My father's point in mentioning this speech was that the government debt is so large in the U.S. right now that the only way he sees us getting out of this mess is to inflate our way out. Many other people support this theory as well. I personally have been in more of the deflation, followed by a slow erosion in the value of the U.S. dollar camp rather than the immediate inflation camp, however when my father talks I listen.
On the subject of inflation, last week the Financial Times published an interesting Op-Ed piece on by Stanford's John Taylor. Here are a couple of interesting pieces of information that I took away from it:
Under President Barack Obama’s budget plan, the federal debt is exploding. To be precise, it is rising – and will continue to rise – much faster than gross domestic product, a measure of America’s ability to service it. The federal debt was equivalent to 41 per cent of GDP at the end of 2008; the Congressional Budget Office projects it will increase to 82 per cent of GDP in 10 years. With no change in policy, it could hit 100 per cent of GDP in just another five years...
I believe the risk posed by this debt is systemic and could do more damage to the economy than the recent financial crisis. To understand the size of the risk, take a look at the numbers that Standard and Poor’s considers. The deficit in 2019 is expected by the CBO to be $1,200bn (€859bn, £754bn). Income tax revenues are expected to be about $2,000bn that year, so a permanent 60 per cent across-the-board tax increase would be required to balance the budget. Clearly this will not and should not happen. So how else can debt service payments be brought down as a share of GDP?...
Inflation will do it. But how much? To bring the debt-to-GDP ratio down to the same level as at the end of 2008 would take a doubling of prices. That 100 per cent increase would make nominal GDP twice as high and thus cut the debt-to-GDP ratio in half, back to 41 from 82 per cent. A 100 per cent increase in the price level means about 10 per cent inflation for 10 years. But it would not be that smooth – probably more like the great inflation of the late 1960s and 1970s with boom followed by bust and recession every three or four years, and a successively higher inflation rate after each recession.
Here's a link to the FT article for anyone who's interested: Exploding debt threatens America.
We are really in unprecedented times. I doubt that anyone alive has seen markets and an economy like what we are currently experiencing, not even the grizzald vetrans of the investing world. Life is dynamic. No one knows for certain exactly what is going to happen in the future.

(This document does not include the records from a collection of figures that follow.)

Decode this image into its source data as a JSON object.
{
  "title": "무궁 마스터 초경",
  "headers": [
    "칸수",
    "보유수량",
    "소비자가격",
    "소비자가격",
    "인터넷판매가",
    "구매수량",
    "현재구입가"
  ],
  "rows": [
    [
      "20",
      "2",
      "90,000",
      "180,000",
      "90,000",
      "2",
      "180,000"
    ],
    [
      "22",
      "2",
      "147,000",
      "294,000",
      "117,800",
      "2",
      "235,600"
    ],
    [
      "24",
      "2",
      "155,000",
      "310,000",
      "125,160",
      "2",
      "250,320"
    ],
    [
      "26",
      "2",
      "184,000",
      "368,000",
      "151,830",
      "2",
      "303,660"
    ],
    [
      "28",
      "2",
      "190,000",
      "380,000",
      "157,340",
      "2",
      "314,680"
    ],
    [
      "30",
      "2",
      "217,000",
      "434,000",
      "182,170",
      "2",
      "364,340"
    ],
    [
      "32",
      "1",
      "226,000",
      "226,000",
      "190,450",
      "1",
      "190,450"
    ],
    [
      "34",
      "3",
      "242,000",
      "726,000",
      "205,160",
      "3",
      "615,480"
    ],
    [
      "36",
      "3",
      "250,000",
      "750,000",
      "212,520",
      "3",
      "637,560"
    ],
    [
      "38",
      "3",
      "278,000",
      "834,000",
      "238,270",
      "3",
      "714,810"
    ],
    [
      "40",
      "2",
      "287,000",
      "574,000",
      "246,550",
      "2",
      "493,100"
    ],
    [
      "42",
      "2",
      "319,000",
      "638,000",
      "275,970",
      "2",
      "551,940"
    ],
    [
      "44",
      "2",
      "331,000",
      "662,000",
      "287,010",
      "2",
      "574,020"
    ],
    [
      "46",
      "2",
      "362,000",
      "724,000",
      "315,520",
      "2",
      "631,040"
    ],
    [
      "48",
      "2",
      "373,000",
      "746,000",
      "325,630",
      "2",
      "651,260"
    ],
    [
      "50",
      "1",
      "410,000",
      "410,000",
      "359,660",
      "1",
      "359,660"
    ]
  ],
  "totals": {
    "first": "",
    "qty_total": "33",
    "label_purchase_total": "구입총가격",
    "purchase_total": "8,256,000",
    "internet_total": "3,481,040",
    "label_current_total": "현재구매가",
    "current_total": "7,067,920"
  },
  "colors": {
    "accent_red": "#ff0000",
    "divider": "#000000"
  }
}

As an investor, I like to keep an open mind and be flexible. I also have become more conservative in my old(er) age. I have constructed a portfolio of high yielding corporate bonds (around 10% YTM) that have reasonable maturities (7 years or less in most cases) to protect my portfolio in the event of deflation. At the other end of the spectrum, I own stock in a number of companies that will benefit in an inflationary environment such as oil and natural gas. I also own common stock in several dividend-paying international companies that sits somewhere in the middle of these two extremes. Lastly, I am working on building up an even lager cash cushion to act as an emergency fund.